This is amateur hour thermal analysis. If this proposal landed on my desk I would throw it in the trash can.
It took me 5 minutes to find a smoking gun with this design. With 110 m^2 and assuming only their average load (not the peak), and generously assuming perfect black body radiation, the outer surface of the radiator facing space would be at about 100 C. Uh oh. Dead right there.
Chip reliability goes down significantly when the junction temperature (the hottest temperature in the chip) exceeds 80 C. Every 10 degrees you go above this exponentially reduces chip life. This mostly occurs due to thermomechanical fatigue, where cycling stresses erode connections, cause further hot spots, and failure accelerates catastrophically.
Data centers on land are already having issues keeping
$NVDA chips cooler than 80 C, and keeping the HBM next to the GPU under 90 C.
$META published a notorious report about failure rates training Llama 3, where half of the chips failures were due to physical operational failure, and the failure rate was roughly 9% of chips PER YEAR.
This high failure rate is almost certainly due to thermal cycling.
Notice that the
$SPCX engineer mentions that most of the solar tech is already used on the Starlink satellite, implying this design isn't even really that radical. But they are about to learn the hard way the insidious scaling of surface area to volume ratio.
Having worked on a number of high power cooling applications, scaling a system up almost inevitably makes it harder to cool because the volume grows so much faster than the surface area. Motor designers I know joke that if you make a motor big enough, eventually you just start making really good heaters. This happens because heat is generated in larger volumes with no commensurate increase in surface area to pull that heat out, so everything tends to get hotter internally.
As the power consumption in the volume of the satellite grows, the surface area required to support it grows comically large.
So lets come up with a reasonable estimate for the temperature of the GPU junctions based on their design. Keep in mind, even if the fluid convection had no resistance, and even if there was no conduction resistance through manifolding from the chip to the fluid, and even if there were no contact resistances anywhere in the system, and even if the chips were perfect conductors, the junctions would still be too hot at 100 C.
In reality they will be higher. A great back of the envelope estimate for thermal resistance between a chip package and the fluid in a cold plate heat exchanger is about 0.01 K/W. This is considered pretty good state of the art. Even if I give them the benefit of the doubt and make aggressive assumptions, I would be remiss to say they are getting better than 0.005 K/W with a cold plate. To get better they are going to have to rework the packaging at the chip level.
In this very rosy picture, they are looking at a temperature rise just to the inside of the packaging of around 7 C. Then you have the temperature variation inside the packaging which would make this worse (but we will ignore it).

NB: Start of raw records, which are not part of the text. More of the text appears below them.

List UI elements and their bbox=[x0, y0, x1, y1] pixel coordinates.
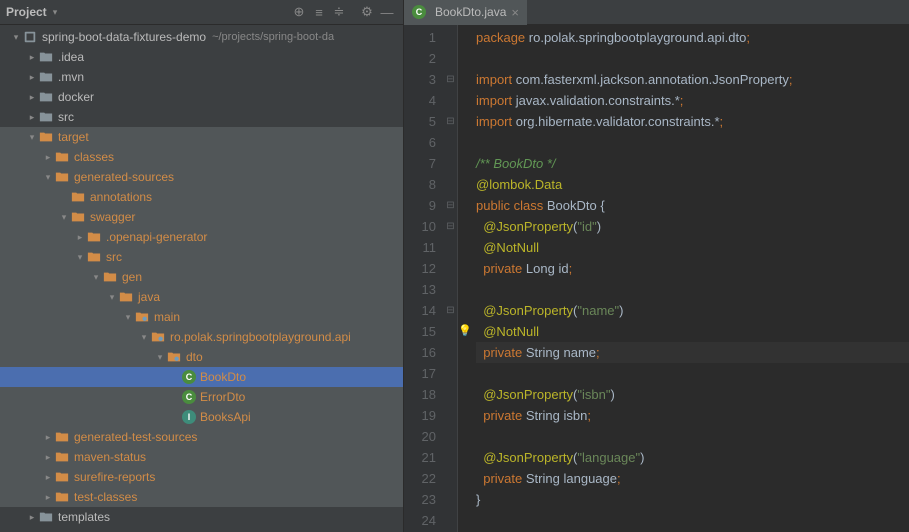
folder-gen[interactable]: ▾ gen bbox=[0, 267, 403, 287]
code-content[interactable]: package ro.polak.springbootplayground.ap… bbox=[472, 25, 909, 532]
sidebar-title[interactable]: Project bbox=[6, 5, 47, 19]
tree-label: BookDto bbox=[200, 370, 246, 384]
tree-label: test-classes bbox=[74, 490, 137, 504]
expand-icon[interactable]: ▸ bbox=[26, 72, 38, 83]
dropdown-icon[interactable]: ▾ bbox=[53, 7, 58, 18]
folder-src[interactable]: ▸ src bbox=[0, 107, 403, 127]
tree-label: dto bbox=[186, 350, 203, 364]
tree-label: classes bbox=[74, 150, 114, 164]
close-tab-icon[interactable]: × bbox=[511, 5, 519, 20]
tree-label: ErrorDto bbox=[200, 390, 245, 404]
editor-tabs: C BookDto.java × bbox=[404, 0, 909, 25]
package-dto[interactable]: ▾ dto bbox=[0, 347, 403, 367]
expand-icon[interactable]: ▾ bbox=[58, 212, 70, 223]
class-icon: C bbox=[412, 5, 426, 19]
tree-label: annotations bbox=[90, 190, 152, 204]
editor-panel: C BookDto.java × 12345678910111213141516… bbox=[404, 0, 909, 532]
tree-label: ro.polak.springbootplayground.api bbox=[170, 330, 351, 344]
folder-mvn[interactable]: ▸ .mvn bbox=[0, 67, 403, 87]
settings-icon[interactable]: ⚙ bbox=[357, 2, 377, 22]
folder-maven-status[interactable]: ▸ maven-status bbox=[0, 447, 403, 467]
expand-icon[interactable]: ▸ bbox=[26, 92, 38, 103]
project-sidebar: Project ▾ ⊕ ≡ ≑ ⚙ — ▾ spring-boot-data-fi… bbox=[0, 0, 404, 532]
folder-openapi-generator[interactable]: ▸ .openapi-generator bbox=[0, 227, 403, 247]
folder-templates[interactable]: ▸ templates bbox=[0, 507, 403, 527]
tree-label: target bbox=[58, 130, 89, 144]
expand-icon[interactable]: ▾ bbox=[42, 172, 54, 183]
expand-icon[interactable]: ▸ bbox=[26, 512, 38, 523]
collapse-all-icon[interactable]: ≑ bbox=[329, 2, 349, 22]
tree-label: maven-status bbox=[74, 450, 146, 464]
tree-label: swagger bbox=[90, 210, 135, 224]
tree-label: java bbox=[138, 290, 160, 304]
folder-generated-sources[interactable]: ▾ generated-sources bbox=[0, 167, 403, 187]
folder-test-classes[interactable]: ▸ test-classes bbox=[0, 487, 403, 507]
expand-all-icon[interactable]: ≡ bbox=[309, 2, 329, 22]
expand-icon[interactable]: ▸ bbox=[42, 152, 54, 163]
folder-surefire-reports[interactable]: ▸ surefire-reports bbox=[0, 467, 403, 487]
folder-classes[interactable]: ▸ classes bbox=[0, 147, 403, 167]
folder-docker[interactable]: ▸ docker bbox=[0, 87, 403, 107]
tree-label: src bbox=[58, 110, 74, 124]
select-opened-file-icon[interactable]: ⊕ bbox=[289, 2, 309, 22]
code-editor[interactable]: 123456789101112131415161718192021222324 … bbox=[404, 25, 909, 532]
tree-label: .openapi-generator bbox=[106, 230, 207, 244]
tree-label: gen bbox=[122, 270, 142, 284]
intention-gutter[interactable]: 💡 bbox=[458, 25, 472, 532]
interface-booksapi[interactable]: IBooksApi bbox=[0, 407, 403, 427]
folder-generated-test-sources[interactable]: ▸ generated-test-sources bbox=[0, 427, 403, 447]
expand-icon[interactable]: ▾ bbox=[122, 312, 134, 323]
sidebar-header: Project ▾ ⊕ ≡ ≑ ⚙ — bbox=[0, 0, 403, 25]
expand-icon[interactable]: ▸ bbox=[74, 232, 86, 243]
expand-icon[interactable]: ▾ bbox=[10, 32, 22, 43]
expand-icon[interactable]: ▸ bbox=[42, 492, 54, 503]
project-root[interactable]: ▾ spring-boot-data-fixtures-demo ~/project… bbox=[0, 27, 403, 47]
hide-icon[interactable]: — bbox=[377, 2, 397, 22]
folder-swagger-src[interactable]: ▾ src bbox=[0, 247, 403, 267]
tree-label: .idea bbox=[58, 50, 84, 64]
line-number-gutter: 123456789101112131415161718192021222324 bbox=[404, 25, 444, 532]
tree-label: .mvn bbox=[58, 70, 84, 84]
tree-label: docker bbox=[58, 90, 94, 104]
class-bookdto[interactable]: CBookDto bbox=[0, 367, 403, 387]
expand-icon[interactable]: ▸ bbox=[42, 472, 54, 483]
project-tree[interactable]: ▾ spring-boot-data-fixtures-demo ~/project… bbox=[0, 25, 403, 532]
expand-icon[interactable]: ▾ bbox=[74, 252, 86, 263]
expand-icon[interactable]: ▸ bbox=[26, 112, 38, 123]
tree-label: generated-test-sources bbox=[74, 430, 197, 444]
expand-icon[interactable]: ▸ bbox=[42, 432, 54, 443]
expand-icon[interactable]: ▾ bbox=[154, 352, 166, 363]
folder-idea[interactable]: ▸ .idea bbox=[0, 47, 403, 67]
package-api[interactable]: ▾ ro.polak.springbootplayground.api bbox=[0, 327, 403, 347]
folder-main[interactable]: ▾ main bbox=[0, 307, 403, 327]
expand-icon[interactable]: ▸ bbox=[26, 52, 38, 63]
class-errordto[interactable]: CErrorDto bbox=[0, 387, 403, 407]
expand-icon[interactable]: ▸ bbox=[42, 452, 54, 463]
expand-icon[interactable]: ▾ bbox=[106, 292, 118, 303]
tree-label: src bbox=[106, 250, 122, 264]
tree-label: surefire-reports bbox=[74, 470, 155, 484]
tree-path: ~/projects/spring-boot-da bbox=[212, 31, 334, 43]
folder-annotations[interactable]: annotations bbox=[0, 187, 403, 207]
tree-label: templates bbox=[58, 510, 110, 524]
folder-target[interactable]: ▾ target bbox=[0, 127, 403, 147]
folder-java[interactable]: ▾ java bbox=[0, 287, 403, 307]
expand-icon[interactable]: ▾ bbox=[138, 332, 150, 343]
tree-label: main bbox=[154, 310, 180, 324]
folder-swagger[interactable]: ▾ swagger bbox=[0, 207, 403, 227]
tab-bookdto[interactable]: C BookDto.java × bbox=[404, 0, 527, 25]
tree-label: BooksApi bbox=[200, 410, 251, 424]
expand-icon[interactable]: ▾ bbox=[26, 132, 38, 143]
tab-label: BookDto.java bbox=[435, 5, 506, 19]
fold-gutter[interactable]: ⊟⊟⊟⊟⊟ bbox=[444, 25, 458, 532]
tree-label: generated-sources bbox=[74, 170, 174, 184]
expand-icon[interactable]: ▾ bbox=[90, 272, 102, 283]
tree-label: spring-boot-data-fixtures-demo bbox=[42, 30, 206, 44]
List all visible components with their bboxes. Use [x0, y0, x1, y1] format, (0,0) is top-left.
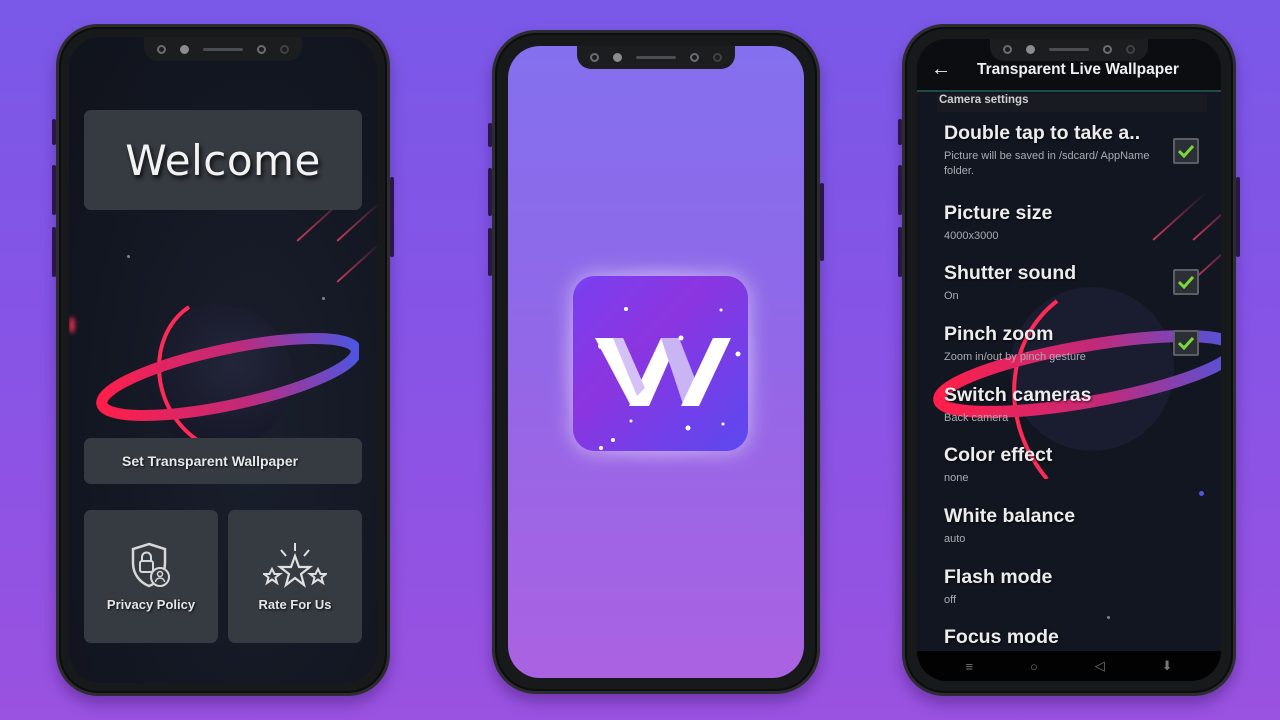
shooting-star — [1192, 199, 1221, 241]
shield-lock-user-icon — [131, 542, 170, 588]
section-header: Camera settings — [937, 94, 1207, 112]
pref-summary: 4000x3000 — [944, 230, 999, 242]
pref-title: White balance — [944, 505, 1076, 527]
pref-title: Focus mode — [944, 626, 1059, 648]
speaker-grille — [636, 55, 676, 59]
sensor-icon — [257, 44, 266, 54]
power-button — [820, 183, 824, 261]
notch — [990, 39, 1148, 61]
rate-for-us-button[interactable]: Rate For Us — [228, 510, 362, 643]
privacy-policy-button[interactable]: Privacy Policy — [84, 510, 218, 643]
sensor-icon — [590, 52, 599, 62]
star — [1107, 616, 1110, 619]
phone-mockup-splash — [488, 30, 824, 694]
splash-screen — [508, 46, 804, 678]
back-arrow-icon[interactable]: ← — [931, 59, 951, 79]
volume-up-button — [488, 168, 492, 216]
checkbox-pinch-zoom[interactable] — [1173, 330, 1199, 356]
pref-flash-mode[interactable]: Flash mode off — [944, 566, 1184, 608]
check-icon — [1178, 275, 1194, 289]
pref-color-effect[interactable]: Color effect none — [944, 444, 1184, 486]
pref-title: Shutter sound — [944, 262, 1077, 284]
side-button — [52, 119, 56, 145]
sensor-icon — [1103, 44, 1112, 54]
sensor-icon — [690, 52, 699, 62]
pref-summary: Picture will be saved in /sdcard/ AppNam… — [944, 150, 1150, 177]
pref-shutter-sound[interactable]: Shutter sound On — [944, 262, 1184, 304]
notch — [144, 37, 302, 61]
front-camera-icon — [1026, 44, 1035, 54]
recent-apps-icon[interactable]: ≡ — [965, 659, 973, 674]
phone-mockup-settings: ← Transparent Live Wallpaper Camera sett… — [898, 24, 1240, 696]
star — [127, 255, 130, 258]
star — [1199, 491, 1204, 496]
pref-summary: Back camera — [944, 412, 1009, 424]
pref-pinch-zoom[interactable]: Pinch zoom Zoom in/out by pinch gesture — [944, 323, 1184, 365]
pref-summary: On — [944, 290, 959, 302]
pref-white-balance[interactable]: White balance auto — [944, 505, 1184, 547]
side-button — [898, 119, 902, 145]
shooting-star — [336, 241, 377, 283]
volume-up-button — [898, 165, 902, 215]
volume-down-button — [52, 227, 56, 277]
planet-illustration — [96, 304, 359, 450]
pref-summary: auto — [944, 533, 966, 545]
system-nav-bar: ≡ ○ ◁ ⬇ — [917, 651, 1221, 681]
checkbox-double-tap[interactable] — [1173, 138, 1199, 164]
planet — [146, 304, 292, 450]
sensor-icon — [280, 44, 289, 54]
sensor-icon — [157, 44, 166, 54]
pref-focus-mode[interactable]: Focus mode — [944, 626, 1184, 649]
sensor-icon — [1126, 44, 1135, 54]
pref-double-tap[interactable]: Double tap to take a.. Picture will be s… — [944, 122, 1184, 179]
volume-up-button — [52, 165, 56, 215]
privacy-policy-label: Privacy Policy — [106, 597, 196, 612]
accessibility-icon[interactable]: ⬇ — [1162, 658, 1173, 674]
check-icon — [1178, 336, 1194, 350]
welcome-screen: Welcome Set Transparent Wallpaper Privac… — [69, 37, 377, 683]
pref-switch-cameras[interactable]: Switch cameras Back camera — [944, 384, 1184, 426]
front-camera-icon — [613, 52, 622, 62]
pref-title: Color effect — [944, 444, 1053, 466]
w-logo-icon — [595, 307, 741, 463]
volume-down-button — [898, 227, 902, 277]
pref-summary: none — [944, 472, 969, 484]
welcome-banner: Welcome — [84, 110, 362, 210]
sensor-icon — [713, 52, 722, 62]
sensor-icon — [1003, 44, 1012, 54]
pref-title: Pinch zoom — [944, 323, 1054, 345]
app-logo-icon — [573, 276, 748, 463]
pref-summary: off — [944, 594, 957, 606]
pref-picture-size[interactable]: Picture size 4000x3000 — [944, 202, 1184, 244]
pref-title: Double tap to take a.. — [944, 122, 1141, 144]
pref-title: Flash mode — [944, 566, 1053, 588]
home-icon[interactable]: ○ — [1030, 659, 1038, 674]
pref-title: Switch cameras — [944, 384, 1092, 406]
glow — [69, 317, 75, 333]
volume-down-button — [488, 228, 492, 276]
app-bar-title: Transparent Live Wallpaper — [977, 61, 1179, 78]
set-wallpaper-label: Set Transparent Wallpaper — [122, 453, 299, 469]
set-transparent-wallpaper-button[interactable]: Set Transparent Wallpaper — [84, 438, 362, 484]
speaker-grille — [1049, 47, 1089, 51]
rate-for-us-label: Rate For Us — [258, 597, 332, 612]
front-camera-icon — [180, 44, 189, 54]
pref-title: Picture size — [944, 202, 1053, 224]
checkbox-shutter-sound[interactable] — [1173, 269, 1199, 295]
settings-screen: ← Transparent Live Wallpaper Camera sett… — [917, 39, 1221, 681]
three-stars-icon — [263, 543, 327, 588]
side-button — [488, 123, 492, 147]
power-button — [1236, 177, 1240, 257]
speaker-grille — [203, 47, 243, 51]
power-button — [390, 177, 394, 257]
phone-mockup-welcome: Welcome Set Transparent Wallpaper Privac… — [52, 24, 394, 696]
back-icon[interactable]: ◁ — [1095, 658, 1105, 674]
check-icon — [1178, 144, 1194, 158]
notch — [577, 46, 735, 69]
welcome-title: Welcome — [125, 135, 321, 185]
pref-summary: Zoom in/out by pinch gesture — [944, 351, 1086, 363]
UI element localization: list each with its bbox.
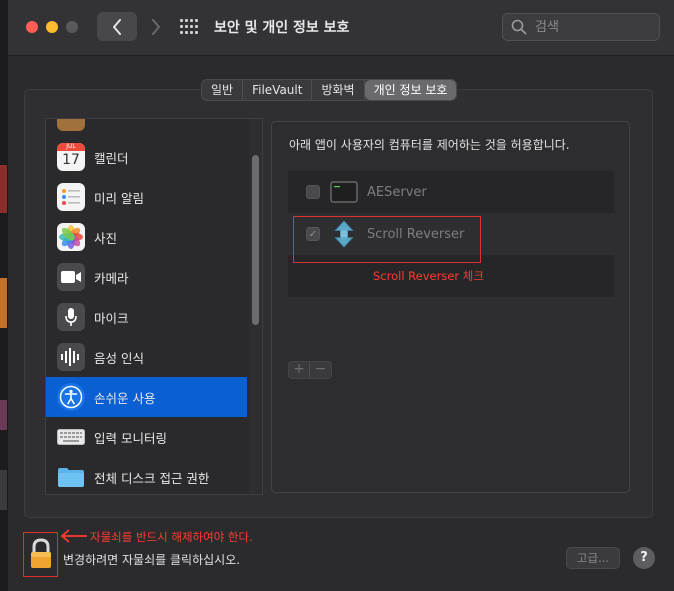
permission-description: 아래 앱이 사용자의 컴퓨터를 제어하는 것을 허용합니다. — [289, 138, 570, 152]
sidebar-item-label: 캘린더 — [94, 150, 129, 166]
sidebar-item-photos[interactable]: 사진 — [46, 217, 247, 257]
sidebar-item-accessibility[interactable]: 손쉬운 사용 — [46, 377, 247, 417]
search-field[interactable] — [502, 13, 660, 41]
sidebar-item-label: 카메라 — [94, 270, 129, 286]
list-item[interactable] — [46, 119, 247, 137]
annotation-arrow-icon — [60, 529, 87, 543]
sidebar-item-speech-recognition[interactable]: 음성 인식 — [46, 337, 247, 377]
photos-icon — [57, 223, 85, 251]
remove-app-button[interactable]: − — [310, 362, 331, 378]
sidebar-item-input-monitoring[interactable]: 입력 모니터링 — [46, 417, 247, 457]
add-remove-buttons: + − — [288, 361, 332, 379]
tab-bar: 일반 FileVault 방화벽 개인 정보 보호 — [201, 79, 458, 101]
search-input[interactable] — [533, 17, 653, 37]
calendar-day: 17 — [62, 152, 80, 168]
sidebar-item-calendar[interactable]: JUL 17 캘린더 — [46, 137, 247, 177]
calendar-month: JUL — [57, 143, 85, 151]
minimize-window-button[interactable] — [46, 21, 58, 33]
contacts-icon — [57, 119, 85, 131]
terminal-icon — [330, 181, 358, 203]
lock-icon[interactable] — [29, 538, 53, 570]
calendar-icon: JUL 17 — [57, 143, 85, 171]
search-icon — [511, 19, 527, 35]
tab-privacy[interactable]: 개인 정보 보호 — [364, 80, 457, 100]
tab-general[interactable]: 일반 — [202, 80, 244, 100]
sidebar-item-reminders[interactable]: 미리 알림 — [46, 177, 247, 217]
sidebar-item-camera[interactable]: 카메라 — [46, 257, 247, 297]
window-title: 보안 및 개인 정보 보호 — [214, 20, 350, 36]
help-button[interactable]: ? — [633, 547, 655, 569]
accessibility-icon — [57, 383, 85, 411]
app-name: AEServer — [367, 184, 427, 200]
microphone-icon — [57, 303, 85, 331]
show-all-grid-icon[interactable] — [180, 19, 198, 35]
app-checkbox-aeserver[interactable] — [306, 185, 320, 199]
sidebar-item-label: 손쉬운 사용 — [94, 390, 156, 406]
list-scrollbar-thumb[interactable] — [252, 155, 259, 325]
advanced-button[interactable]: 고급... — [566, 547, 620, 569]
privacy-category-list: JUL 17 캘린더 미리 알림 사진 카메라 마이크 음성 인식 손쉬운 사용… — [45, 118, 263, 495]
sidebar-item-label: 음성 인식 — [94, 350, 144, 366]
sidebar-item-label: 마이크 — [94, 310, 129, 326]
reminders-icon — [57, 183, 85, 211]
folder-icon — [57, 463, 85, 491]
close-window-button[interactable] — [26, 21, 38, 33]
permission-panel: 아래 앱이 사용자의 컴퓨터를 제어하는 것을 허용합니다. AEServer … — [271, 121, 630, 493]
sidebar-item-label: 사진 — [94, 230, 118, 246]
sidebar-item-label: 입력 모니터링 — [94, 430, 167, 446]
tab-filevault[interactable]: FileVault — [243, 80, 313, 100]
speech-recognition-icon — [57, 343, 85, 371]
tab-firewall[interactable]: 방화벽 — [312, 80, 365, 100]
annotation-lock-note: 자물쇠를 반드시 해제하여야 한다. — [90, 530, 253, 544]
sidebar-item-label: 전체 디스크 접근 권한 — [94, 470, 210, 486]
add-app-button[interactable]: + — [289, 362, 311, 378]
camera-icon — [57, 263, 85, 291]
preferences-window: 보안 및 개인 정보 보호 일반 FileVault 방화벽 개인 정보 보호 … — [7, 0, 674, 591]
zoom-window-button[interactable] — [66, 21, 78, 33]
chevron-left-icon — [113, 18, 121, 35]
keyboard-icon — [57, 423, 85, 451]
sidebar-item-label: 미리 알림 — [94, 190, 144, 206]
table-row[interactable]: AEServer — [288, 171, 614, 213]
annotation-scroll-note: Scroll Reverser 체크 — [373, 269, 484, 283]
sidebar-item-full-disk-access[interactable]: 전체 디스크 접근 권한 — [46, 457, 247, 494]
desktop-background — [0, 0, 7, 591]
sidebar-item-microphone[interactable]: 마이크 — [46, 297, 247, 337]
forward-button[interactable] — [142, 12, 170, 41]
table-row-empty — [288, 297, 614, 350]
annotation-box-scroll-reverser — [293, 216, 481, 263]
titlebar: 보안 및 개인 정보 보호 — [8, 0, 674, 56]
lock-instruction: 변경하려면 자물쇠를 클릭하십시오. — [63, 553, 241, 567]
back-button[interactable] — [97, 12, 137, 41]
chevron-right-icon — [152, 18, 160, 35]
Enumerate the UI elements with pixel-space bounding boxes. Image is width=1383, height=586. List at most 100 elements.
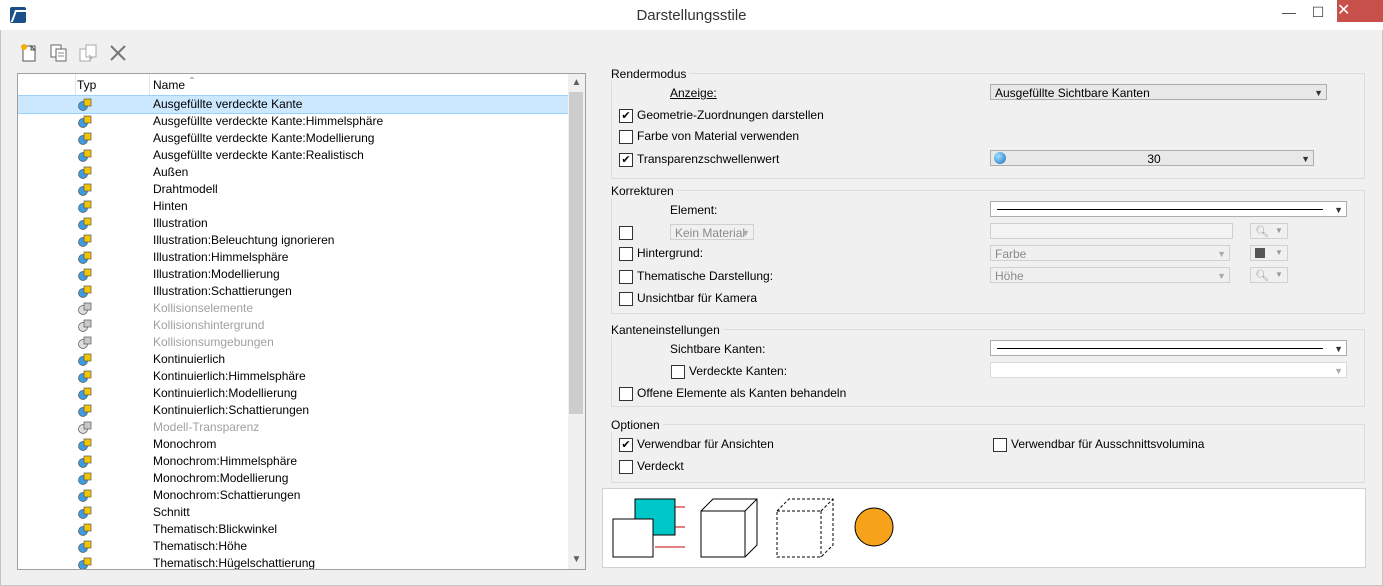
scrollbar-thumb[interactable] [569, 92, 583, 414]
list-item[interactable]: Monochrom:Himmelsphäre [18, 453, 568, 470]
list-item-name: Ausgefüllte verdeckte Kante:Himmelsphäre [153, 114, 384, 128]
delete-icon[interactable] [107, 42, 129, 64]
list-item[interactable]: Monochrom:Schattierungen [18, 487, 568, 504]
list-item[interactable]: Kontinuierlich:Schattierungen [18, 402, 568, 419]
chevron-down-icon: ▼ [1334, 344, 1343, 354]
transparenz-checkbox[interactable]: ✔ [619, 153, 633, 167]
chevron-down-icon: ▼ [1275, 226, 1283, 235]
maximize-button[interactable]: ☐ [1305, 3, 1331, 21]
list-item[interactable]: Ausgefüllte verdeckte Kante [18, 95, 569, 114]
scroll-up-icon[interactable]: ▲ [568, 74, 585, 91]
verdeckte-kanten-checkbox[interactable] [671, 365, 685, 379]
list-item[interactable]: Thematisch:Blickwinkel [18, 521, 568, 538]
list-item[interactable]: Drahtmodell [18, 181, 568, 198]
display-style-icon [78, 251, 92, 264]
list-item[interactable]: Illustration [18, 215, 568, 232]
window-title: Darstellungsstile [636, 7, 747, 24]
list-item[interactable]: Kollisionsumgebungen [18, 334, 568, 351]
list-item-name: Ausgefüllte verdeckte Kante:Modellierung [153, 131, 375, 145]
sichtbare-kanten-dropdown[interactable]: ▼ [990, 340, 1347, 356]
list-item[interactable]: Monochrom [18, 436, 568, 453]
verdeckt-label: Verdeckt [637, 459, 684, 473]
thematisch-picker-button: 🔍︎ ▼ [1250, 267, 1288, 283]
list-item[interactable]: Kontinuierlich:Modellierung [18, 385, 568, 402]
unsichtbar-checkbox[interactable] [619, 292, 633, 306]
offene-elemente-checkbox[interactable] [619, 387, 633, 401]
list-item[interactable]: Illustration:Schattierungen [18, 283, 568, 300]
list-item-name: Illustration:Himmelsphäre [153, 250, 289, 264]
offene-elemente-label: Offene Elemente als Kanten behandeln [637, 386, 847, 400]
list-item[interactable]: Ausgefüllte verdeckte Kante:Realistisch [18, 147, 568, 164]
close-button[interactable]: ✕ [1337, 0, 1383, 22]
column-header-name[interactable]: Name [153, 78, 185, 92]
geometrie-checkbox[interactable]: ✔ [619, 109, 633, 123]
element-line-dropdown[interactable]: ▼ [990, 201, 1347, 217]
column-separator [75, 74, 76, 95]
list-item[interactable]: Ausgefüllte verdeckte Kante:Himmelsphäre [18, 113, 568, 130]
list-item[interactable]: Hinten [18, 198, 568, 215]
style-preview [602, 488, 1366, 568]
list-item[interactable]: Monochrom:Modellierung [18, 470, 568, 487]
display-style-icon [78, 421, 92, 434]
anzeige-dropdown[interactable]: Ausgefüllte Sichtbare Kanten ▼ [990, 84, 1327, 100]
transparenz-dropdown[interactable]: 30 ▼ [990, 150, 1314, 166]
ausschnitt-label: Verwendbar für Ausschnittsvolumina [1011, 437, 1205, 451]
list-item[interactable]: Illustration:Beleuchtung ignorieren [18, 232, 568, 249]
column-header-typ[interactable]: Typ [77, 78, 96, 92]
anzeige-value: Ausgefüllte Sichtbare Kanten [995, 86, 1150, 100]
chevron-down-icon: ▼ [1275, 270, 1283, 279]
magnifier-icon: 🔍︎ [1255, 226, 1269, 238]
list-item[interactable]: Illustration:Himmelsphäre [18, 249, 568, 266]
list-item[interactable]: Kontinuierlich:Himmelsphäre [18, 368, 568, 385]
list-item-name: Illustration:Beleuchtung ignorieren [153, 233, 335, 247]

So even in the rosiest picture I can paint for them, they are getting chip temperatures of 107 C. Again, dead on arrival.
In reality, the chips will get much hotter. Without doing the analysis, it's not unreasonable to think that these chips won't be able to operate at average power under about 150 C.
To get the radiator to emit at an average temperature of 100 C, the fluid actually has to get much hotter. As the fluid moves through the radiator, it will cool down, reducing the total heat dissipated by the radiator. You can get around this somewhat by massively overpowering your pumps so they are pumping an enormous amount of fluid, but the weight required will not be kind on the payload. For example, if you want a 1 degree temperature drop across the radiator, you will need around a 10-20 GPM pump, which generally is around 10-20 HP (7.5-15 kW) and weighs 200-300 lbs each! If they want redundancy, just the pumps will be 15% of the weight of the payload at 70 kW/metric ton!
If we reduce the pumps by 10x, expect a drop in fluid temperature around 10 C. So now the chip is nearly 120 C. Add in imperfect emissivity and contact resistances, and your junction temperatures will easily exceed 150 C in the chip and the chips will fail.
But again, these are all details. Even in a completely perfect system, the chips run at 100 C and will fail.
Now to be clear, do I think that with enough time and money you could get a GB300 rack to run in space? Sure. But this looks a a quagmire of a decade project that will either drastically under-deliver or just get canned because it's extremely impractical and is not competitive with land based systems.
Literally the only positive for putting these in space is the lack of regulations to put them there.